There are seven critical mistakes judgment creditors make when attempting to collect their judgment. Over the next several weeks, we’ll be discussing each mistake in detail… and how to correct it. Last week, we covered mistake #2: Expecting the judgment debtor to actually appear for the deposition, tell the truth, and produce the subpoenaed documents. Now, let’s identify the problem we are dealing with this week.

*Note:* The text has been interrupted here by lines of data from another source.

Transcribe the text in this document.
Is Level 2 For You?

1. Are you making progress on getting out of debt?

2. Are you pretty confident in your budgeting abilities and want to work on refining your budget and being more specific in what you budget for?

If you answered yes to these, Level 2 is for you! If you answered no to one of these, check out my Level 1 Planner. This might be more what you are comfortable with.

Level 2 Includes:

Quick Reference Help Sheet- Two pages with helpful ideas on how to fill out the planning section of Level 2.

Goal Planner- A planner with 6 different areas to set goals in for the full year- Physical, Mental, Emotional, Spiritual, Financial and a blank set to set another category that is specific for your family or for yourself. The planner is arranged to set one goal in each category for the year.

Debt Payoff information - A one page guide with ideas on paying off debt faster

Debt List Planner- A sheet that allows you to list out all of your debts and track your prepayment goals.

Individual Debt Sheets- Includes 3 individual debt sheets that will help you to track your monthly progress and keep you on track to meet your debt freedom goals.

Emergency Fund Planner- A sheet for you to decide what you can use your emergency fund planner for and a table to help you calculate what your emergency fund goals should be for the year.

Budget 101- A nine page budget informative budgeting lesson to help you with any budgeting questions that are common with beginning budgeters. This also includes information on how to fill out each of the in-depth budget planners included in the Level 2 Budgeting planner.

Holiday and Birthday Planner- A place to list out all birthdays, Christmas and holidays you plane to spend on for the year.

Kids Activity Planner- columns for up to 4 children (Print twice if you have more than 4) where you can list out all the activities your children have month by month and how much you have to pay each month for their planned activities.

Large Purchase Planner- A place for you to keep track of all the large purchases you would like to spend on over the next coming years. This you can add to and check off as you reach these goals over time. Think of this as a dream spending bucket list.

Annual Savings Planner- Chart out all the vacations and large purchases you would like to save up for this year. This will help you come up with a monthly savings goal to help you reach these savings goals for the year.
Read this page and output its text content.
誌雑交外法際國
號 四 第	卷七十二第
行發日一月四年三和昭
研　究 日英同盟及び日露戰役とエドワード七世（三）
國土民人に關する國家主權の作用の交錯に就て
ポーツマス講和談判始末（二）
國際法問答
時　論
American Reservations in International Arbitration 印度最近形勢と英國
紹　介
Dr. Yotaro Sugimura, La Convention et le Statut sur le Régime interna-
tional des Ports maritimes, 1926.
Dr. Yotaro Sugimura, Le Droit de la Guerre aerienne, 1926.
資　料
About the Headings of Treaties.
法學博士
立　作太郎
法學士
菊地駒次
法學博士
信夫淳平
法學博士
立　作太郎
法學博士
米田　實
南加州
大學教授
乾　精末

MISTAKE #3: EXPECTING TO FIND THE POT OF GOLD AT THE END OF THE RAINBOW
Judgment Creditors often expect they (or their professionals) will find that big bank account. Garnish the bank and you magically have recovered all the money to satisfy the entire amount of their judgment.
Finding the judgment debtor’s bank account(s) is a necessary and very important part of the process, but it is just the first step in a journey to satisfy your judgment. The money you recover by garnishing the account may be a rather insignificant amount or a substantial amount and either way, it’s a good start—but far from the end result.
Here’s how it works:
When you serve the bank with the garnishment, you should also serve a subpoena for copies of all credits and debits (front and back of the debits). The credits may come from other assets of the debtor such as transfers from savings accounts, distributions from trusts for which they are the beneficiary, rental payments from real estate holdings, or they may be payments from oil and gas investments or income from securities your debtor owns. You really do not want the periodic income; you want to take the entire corpus of the asset. As for the debits, you want to see where the checks are deposited. They may lead to other bank accounts or brokerage accounts of your debtor; payments on the mortgage on rental property your debtor owns; purchase of assets that can be recovered; fraudulent transfers that lead to recoveries; revocable trust—the assets of which may be taken; etc.
You should also get all incoming wire transfers. You will be able to identify the source, which may be additional accounts (domestic and/or offshore) belonging to your debtor that you can trace to find assets that have gone through it. You will get the wiring instructions and copies of all outgoing wires that may lead to other sources of recovery, domestic or offshore.
In addition to the loan application you have subpoenaed from the bank (or Mortgage Company) you will also subpoena copies of all tax returns provided, personal and business. From these tax returns you will learn of income- producing real estate which you may be able to take as well as K-1’s that indicate income from partnerships or LLCs that your debtor has ownership in, etc. If you determine it to be a single member LLC, you can take the entire LLC, since courts have held that single member LLCs have no asset protection.
These debtors’ financial statements and tax returns can actually provide you with the DNA of the debtors’ financial life—your road map to unwinding his financial world and recovering the assets to satisfy your judgment.
So finding the debtors’ bank account is very important, but it is usually only the first step of what may be a challenging but profitable journey to the satisfaction of your judgment.